The Risky Consequences for the Euro
It is exactly this regional dimension that remains the Achilles’ heel for Spain, which up to this point has dulled the impetus for reforms. In Spain, the regions manage about half of non-social security public expenditures. By contrast, their scope to manage revenues is limited as they have no authority over the value-added tax or income tax. The composition of regional expenditures—with education, health and public services accounting, on average, about 80-85 percent of the respective regional budgets—makes any attempt at rationalization highly politicized. Thus, there is a continual passing of the buck by Spain’s regional governments to its central government, which itself is reluctant to cut unemployment subsidies and infrastructures spending.
Therefore, despite Spain having missed the 2011 deficit target by a good three percentage points of GDP, the government still announced a decision to increase pensions to compensate for the erosion in purchasing power caused by inflation.
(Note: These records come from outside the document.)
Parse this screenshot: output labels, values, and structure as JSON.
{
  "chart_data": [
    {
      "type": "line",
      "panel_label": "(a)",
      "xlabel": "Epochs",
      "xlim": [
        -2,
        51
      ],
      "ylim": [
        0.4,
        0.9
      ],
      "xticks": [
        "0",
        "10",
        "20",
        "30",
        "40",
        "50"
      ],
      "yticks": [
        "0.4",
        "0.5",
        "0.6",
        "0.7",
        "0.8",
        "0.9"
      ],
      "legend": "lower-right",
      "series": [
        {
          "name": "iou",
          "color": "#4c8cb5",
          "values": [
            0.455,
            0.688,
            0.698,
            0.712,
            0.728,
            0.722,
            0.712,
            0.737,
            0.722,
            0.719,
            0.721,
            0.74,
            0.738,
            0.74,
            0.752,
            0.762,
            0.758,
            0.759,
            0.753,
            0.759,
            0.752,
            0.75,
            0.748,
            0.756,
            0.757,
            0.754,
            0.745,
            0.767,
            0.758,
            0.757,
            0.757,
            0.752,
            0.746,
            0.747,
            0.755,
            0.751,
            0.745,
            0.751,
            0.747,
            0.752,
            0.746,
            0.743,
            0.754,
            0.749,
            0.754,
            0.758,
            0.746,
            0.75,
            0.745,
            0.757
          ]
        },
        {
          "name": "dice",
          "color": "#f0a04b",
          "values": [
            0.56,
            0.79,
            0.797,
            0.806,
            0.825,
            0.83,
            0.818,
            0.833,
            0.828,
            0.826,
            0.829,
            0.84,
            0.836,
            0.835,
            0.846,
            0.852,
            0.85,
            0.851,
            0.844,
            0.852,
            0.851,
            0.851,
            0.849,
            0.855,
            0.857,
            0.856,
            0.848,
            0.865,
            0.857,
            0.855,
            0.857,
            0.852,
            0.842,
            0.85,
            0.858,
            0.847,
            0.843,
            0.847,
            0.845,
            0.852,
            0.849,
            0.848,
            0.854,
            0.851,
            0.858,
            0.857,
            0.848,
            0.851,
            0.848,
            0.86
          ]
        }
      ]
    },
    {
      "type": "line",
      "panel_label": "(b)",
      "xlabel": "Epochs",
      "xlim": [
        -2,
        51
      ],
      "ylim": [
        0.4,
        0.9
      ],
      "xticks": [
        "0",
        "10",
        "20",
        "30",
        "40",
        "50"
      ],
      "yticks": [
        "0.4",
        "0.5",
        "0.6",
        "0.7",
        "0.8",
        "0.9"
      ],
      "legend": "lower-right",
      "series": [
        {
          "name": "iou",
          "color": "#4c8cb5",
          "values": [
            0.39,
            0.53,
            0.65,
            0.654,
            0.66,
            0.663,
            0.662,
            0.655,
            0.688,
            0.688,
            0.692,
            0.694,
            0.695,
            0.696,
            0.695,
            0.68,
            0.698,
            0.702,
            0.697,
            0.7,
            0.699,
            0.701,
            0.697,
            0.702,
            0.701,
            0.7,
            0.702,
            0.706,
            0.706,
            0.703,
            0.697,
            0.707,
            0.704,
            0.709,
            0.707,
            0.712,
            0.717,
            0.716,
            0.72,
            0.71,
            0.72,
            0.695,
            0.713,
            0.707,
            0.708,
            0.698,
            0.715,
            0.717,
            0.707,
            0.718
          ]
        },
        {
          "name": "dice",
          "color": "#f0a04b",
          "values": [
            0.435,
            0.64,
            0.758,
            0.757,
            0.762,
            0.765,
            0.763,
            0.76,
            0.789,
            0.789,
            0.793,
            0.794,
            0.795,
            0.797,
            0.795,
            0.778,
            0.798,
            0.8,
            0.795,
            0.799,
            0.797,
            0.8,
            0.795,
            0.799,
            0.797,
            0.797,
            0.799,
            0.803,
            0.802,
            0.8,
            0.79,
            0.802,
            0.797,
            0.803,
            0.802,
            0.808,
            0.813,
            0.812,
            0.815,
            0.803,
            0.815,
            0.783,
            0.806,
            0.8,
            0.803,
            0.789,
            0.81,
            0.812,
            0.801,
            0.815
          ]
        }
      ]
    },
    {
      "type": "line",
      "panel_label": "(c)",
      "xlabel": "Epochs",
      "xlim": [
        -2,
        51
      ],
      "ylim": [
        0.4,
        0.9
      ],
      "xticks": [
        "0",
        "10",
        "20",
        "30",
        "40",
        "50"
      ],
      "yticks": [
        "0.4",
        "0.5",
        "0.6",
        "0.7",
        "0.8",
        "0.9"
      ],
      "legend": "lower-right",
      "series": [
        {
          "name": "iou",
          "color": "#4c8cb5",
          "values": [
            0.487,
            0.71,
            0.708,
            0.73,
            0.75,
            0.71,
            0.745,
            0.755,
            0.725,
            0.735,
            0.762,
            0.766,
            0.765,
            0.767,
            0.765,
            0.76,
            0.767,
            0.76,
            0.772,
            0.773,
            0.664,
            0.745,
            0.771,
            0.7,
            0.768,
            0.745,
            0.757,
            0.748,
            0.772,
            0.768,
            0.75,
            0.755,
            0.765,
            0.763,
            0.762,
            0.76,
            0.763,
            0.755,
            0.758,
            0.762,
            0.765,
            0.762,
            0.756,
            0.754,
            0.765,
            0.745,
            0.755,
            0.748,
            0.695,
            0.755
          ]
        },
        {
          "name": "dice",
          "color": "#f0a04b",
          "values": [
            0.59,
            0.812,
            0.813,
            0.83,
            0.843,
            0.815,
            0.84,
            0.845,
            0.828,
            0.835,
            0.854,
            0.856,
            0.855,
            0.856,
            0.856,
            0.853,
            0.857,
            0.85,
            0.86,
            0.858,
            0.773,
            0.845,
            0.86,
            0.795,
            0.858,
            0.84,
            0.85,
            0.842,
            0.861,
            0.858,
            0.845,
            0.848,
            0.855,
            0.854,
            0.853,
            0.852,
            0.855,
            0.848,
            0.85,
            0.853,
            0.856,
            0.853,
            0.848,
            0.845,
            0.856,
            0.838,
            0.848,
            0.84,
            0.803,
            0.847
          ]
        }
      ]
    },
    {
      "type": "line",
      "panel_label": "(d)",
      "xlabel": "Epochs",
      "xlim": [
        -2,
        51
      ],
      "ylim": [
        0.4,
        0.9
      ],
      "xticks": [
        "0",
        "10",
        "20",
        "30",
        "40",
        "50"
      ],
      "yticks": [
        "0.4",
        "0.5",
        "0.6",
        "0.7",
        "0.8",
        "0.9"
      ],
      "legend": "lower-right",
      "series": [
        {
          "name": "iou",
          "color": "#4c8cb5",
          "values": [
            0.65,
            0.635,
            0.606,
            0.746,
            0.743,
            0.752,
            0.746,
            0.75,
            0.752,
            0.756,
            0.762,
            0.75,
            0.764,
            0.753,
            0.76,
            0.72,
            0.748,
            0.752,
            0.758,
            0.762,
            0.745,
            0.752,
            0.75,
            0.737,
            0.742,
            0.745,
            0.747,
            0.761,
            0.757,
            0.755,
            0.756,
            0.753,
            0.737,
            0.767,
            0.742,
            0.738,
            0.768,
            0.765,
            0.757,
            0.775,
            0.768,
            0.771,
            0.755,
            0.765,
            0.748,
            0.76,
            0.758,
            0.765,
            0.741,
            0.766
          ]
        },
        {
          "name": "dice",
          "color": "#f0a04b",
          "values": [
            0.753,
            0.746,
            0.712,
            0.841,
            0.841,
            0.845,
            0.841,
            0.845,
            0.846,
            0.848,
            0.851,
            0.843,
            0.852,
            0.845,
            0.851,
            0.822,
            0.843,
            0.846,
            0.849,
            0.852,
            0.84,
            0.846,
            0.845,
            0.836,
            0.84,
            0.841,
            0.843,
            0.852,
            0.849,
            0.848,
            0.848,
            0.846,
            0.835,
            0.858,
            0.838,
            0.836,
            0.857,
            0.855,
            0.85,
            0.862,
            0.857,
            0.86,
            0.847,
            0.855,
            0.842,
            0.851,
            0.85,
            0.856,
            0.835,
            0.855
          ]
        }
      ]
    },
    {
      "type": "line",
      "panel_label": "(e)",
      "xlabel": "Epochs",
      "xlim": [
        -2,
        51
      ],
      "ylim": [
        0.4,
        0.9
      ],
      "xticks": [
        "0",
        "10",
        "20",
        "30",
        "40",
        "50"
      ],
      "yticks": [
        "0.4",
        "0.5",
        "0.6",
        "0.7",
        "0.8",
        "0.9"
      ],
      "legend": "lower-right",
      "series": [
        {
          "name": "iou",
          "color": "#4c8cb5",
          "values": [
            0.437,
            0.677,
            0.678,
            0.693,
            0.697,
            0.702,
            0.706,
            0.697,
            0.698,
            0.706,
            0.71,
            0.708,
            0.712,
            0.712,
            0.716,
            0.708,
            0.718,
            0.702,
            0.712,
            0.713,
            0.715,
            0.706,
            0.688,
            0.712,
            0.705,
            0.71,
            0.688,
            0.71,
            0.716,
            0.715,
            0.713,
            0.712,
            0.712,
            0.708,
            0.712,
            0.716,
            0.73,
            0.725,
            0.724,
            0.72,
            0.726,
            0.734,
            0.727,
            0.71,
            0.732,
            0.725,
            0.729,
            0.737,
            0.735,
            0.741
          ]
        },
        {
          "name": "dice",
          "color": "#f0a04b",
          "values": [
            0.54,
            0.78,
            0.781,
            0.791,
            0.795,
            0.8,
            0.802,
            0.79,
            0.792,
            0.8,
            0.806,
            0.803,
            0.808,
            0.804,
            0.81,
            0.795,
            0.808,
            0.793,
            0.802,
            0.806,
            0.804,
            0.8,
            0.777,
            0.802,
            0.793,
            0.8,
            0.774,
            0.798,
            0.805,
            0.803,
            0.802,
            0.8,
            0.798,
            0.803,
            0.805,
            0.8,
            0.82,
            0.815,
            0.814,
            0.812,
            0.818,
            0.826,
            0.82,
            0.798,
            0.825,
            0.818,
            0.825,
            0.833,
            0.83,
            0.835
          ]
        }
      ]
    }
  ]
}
The uncertainty that all this engenders further exacerbates the problem, undermining debt sustainability because of a relentlessly contracting GDP. Accordingly, the build up of stably recessionary expectations for growth could trigger a new wave of escalating pressure on Spanish yields, when it becomes evident that Madrid is in no position to implement a medium-term stabilization strategy.
In this context, it may soon become obvious that the request to activate the OMT will open a new and uncertain chapter on the eurozone crisis rather than providing the region with the stabilizing framework, which many have hoped for. Faced with a possible failure by Spain to meet the gamut of conditions in order to activate the ECB bond-buying program, the ECB will find itself at a crossroads: one path could lead to the immediate suspension of the purchasing program with the consequence of setting off a financial tsunami; the other path could lead to European authorities requesting some direct, centralized powers to oversee the country’s public finances and reform agenda as a necessary condition for the continuation of the program.
The Precedent of Washington and New York
This last option would expose the ECB to an incalculable political risk that is greater even than any risk the Federal Reserve has taken in recent history. In the rescue of the city of New York in the 1960s and of Washington in the 1990s, the U.S. Congress authorized federal intervention on the condition that the two cities establish a “control board” nominated by Congress and charged with overseeing municipal finances. The Fed, despite enormous pressure, managed to stay out of the rescue. However, in Europe’s case with the absence of a full-fledged European government, the ECB could be called on once again to fill the institutional vacuum. As it goes, Spain is likely to provide the trigger that may redefine—for better or worse—the future setup of the eurozone’s governance arrangements.